İşte bütün bunların sonucu olarak, Türk Nöroşirürji Akademisi [Turkish Neurosurgical Academy (TNA)], adı geçen her iki derneğin de maddi ve manevi destekleri ile uzun süreden beri devam eden hazırlıklar sonucu 2014 yılı sonunda resmen kurulmuş olup, ilk genel kurulunu Ocak 2015 tarihinde Ankara’da ilk başkanı Prof. Dr. Tunçalp Özgen yönetiminde gerçekleştirmiş ve işlerlik kazanmış, “Nasıl Bir Akademi?” başlıklı birinci toplantısını ise 18-20 Aralık 2015 tarihleri arasında, KKTC’de yapmıştır.
TNA bünyesinde “Üyelik Değerlendirme”, “Akademik Yükseltme Standartlarını Belirleme”, “Toplum Bilgilendirme ve Üyelerarası İlişkiler” gibi değişik isimlerde komisyonlar kurularak faaliyet alanları belirlenmiştir.
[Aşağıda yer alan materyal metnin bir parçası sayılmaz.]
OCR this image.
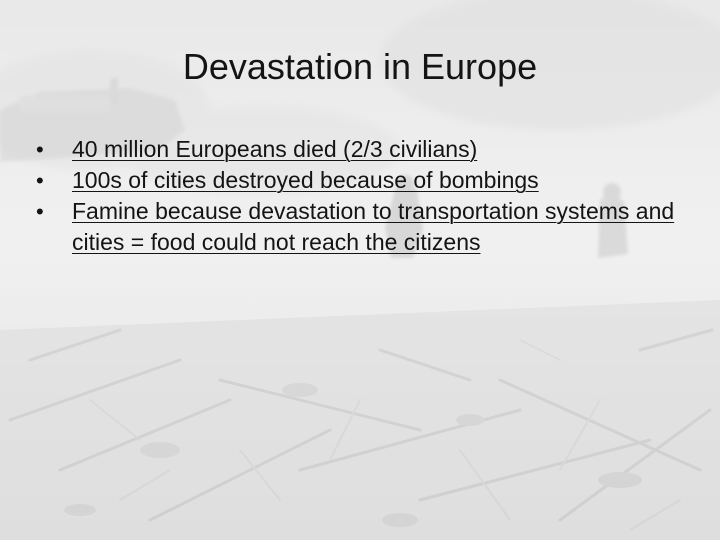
Devastation in Europe
•	40 million Europeans died (2/3 civilians)
•	100s of cities destroyed because of bombings
•	Famine because devastation to transportation systems and cities = food could not reach the citizens
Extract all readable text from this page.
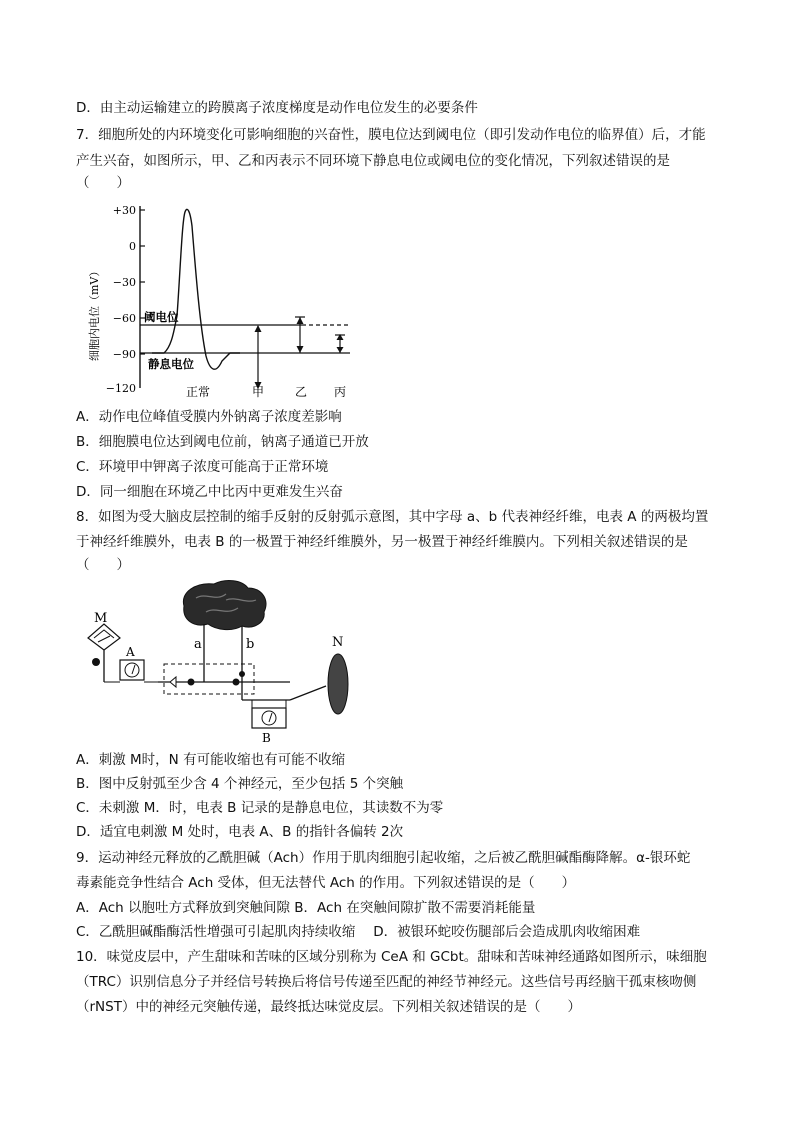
D．由主动运输建立的跨膜离子浓度梯度是动作电位发生的必要条件
7．细胞所处的内环境变化可影响细胞的兴奋性，膜电位达到阈电位（即引发动作电位的临界值）后，才能
产生兴奋，如图所示，甲、乙和丙表示不同环境下静息电位或阈电位的变化情况，下列叙述错误的是
（　　）
细胞内电位（mV）
+30
0
−30
−60
−90
−120
阈电位
静息电位
正常	甲	乙 丙
A．动作电位峰值受膜内外钠离子浓度差影响
B．细胞膜电位达到阈电位前，钠离子通道已开放
C．环境甲中钾离子浓度可能高于正常环境
D．同一细胞在环境乙中比丙中更难发生兴奋
8．如图为受大脑皮层控制的缩手反射的反射弧示意图，其中字母 a、b 代表神经纤维，电表 A 的两极均置
于神经纤维膜外，电表 B 的一极置于神经纤维膜外，另一极置于神经纤维膜内。下列相关叙述错误的是
（　　）
a	b
M
A
B
N
A．刺激 M时，N 有可能收缩也有可能不收缩
B．图中反射弧至少含 4 个神经元，至少包括 5 个突触
C．未刺激 M．时，电表 B 记录的是静息电位，其读数不为零
D．适宜电刺激 M 处时，电表 A、B 的指针各偏转 2次
9．运动神经元释放的乙酰胆碱（Ach）作用于肌肉细胞引起收缩，之后被乙酰胆碱酯酶降解。α-银环蛇
毒素能竞争性结合 Ach 受体，但无法替代 Ach 的作用。下列叙述错误的是（　　）
A．Ach 以胞吐方式释放到突触间隙 B．Ach 在突触间隙扩散不需要消耗能量
C．乙酰胆碱酯酶活性增强可引起肌肉持续收缩　 D．被银环蛇咬伤腿部后会造成肌肉收缩困难
10．味觉皮层中，产生甜味和苦味的区域分别称为 CeA 和 GCbt。甜味和苦味神经通路如图所示，味细胞
（TRC）识别信息分子并经信号转换后将信号传递至匹配的神经节神经元。这些信号再经脑干孤束核吻侧
（rNST）中的神经元突触传递，最终抵达味觉皮层。下列相关叙述错误的是（　　）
“Ahbap çavuş ilişkisi”, “Körler ile sağırlar, birbirini ağırlar”, “Al gülüm, ver gülüm”, “kapalı kapılar arkasında alınan kararlar” gibi rahatsız edici ayak oyunlarından ve tahakkümden uzak, sinsi ve hınzır planlardan âri, kimsenin oyuncağı ve tatmin aracı olmadan, ilmi ve tecrübî velayeti ön planda tutan, haysiyetli, onurlu ve şerefli bir akademi olarak faaliyetlerini sürdürmesi, başarılı olması, herkesin ümidi ve arzusudur.
Yıllardan beri gerek Medimagazin Nörofilozofi Köşemde ve gerekse diğer başka dergilerde yazdığım makalelerde ve konferanslarımda üzerinde durduğum ve özellikle akademik unvan, makam ve titrlerin tevdi edilmesinde gördüğüm eksiklikler ve bu konularda önerdiğim çözüm yolları, umarım bu vesile ile de ilgililerin ve sorumluların daha fazla dikkatlerini çeker ve ilmi muasır medeniyet seviyesine ulaşmamıza katkı sağlamış olur.
Mutad olduğu veçhi ile “Ya Hayy!” (Ötüken Yayınları, İstanbul, 2014)’dan bir rubâimizi buraya alarak, Alzheimer’e karşı tavrımızı koyalım.
CANAN YİNE DARGIN
(Mef’ûlü, Mefâîlü, Mefâîlü, Fa’ûlün)
Ey Yâr! Kara Sevda şu senin bendeki aşkın,
Güz sancısı sinmiş gibi, kıskanç ve de hırçın,
Sessiz ve sedâsız tükenip gitmede ömrüm,
Dergâhına geldik ki, O Cânan yine dargın.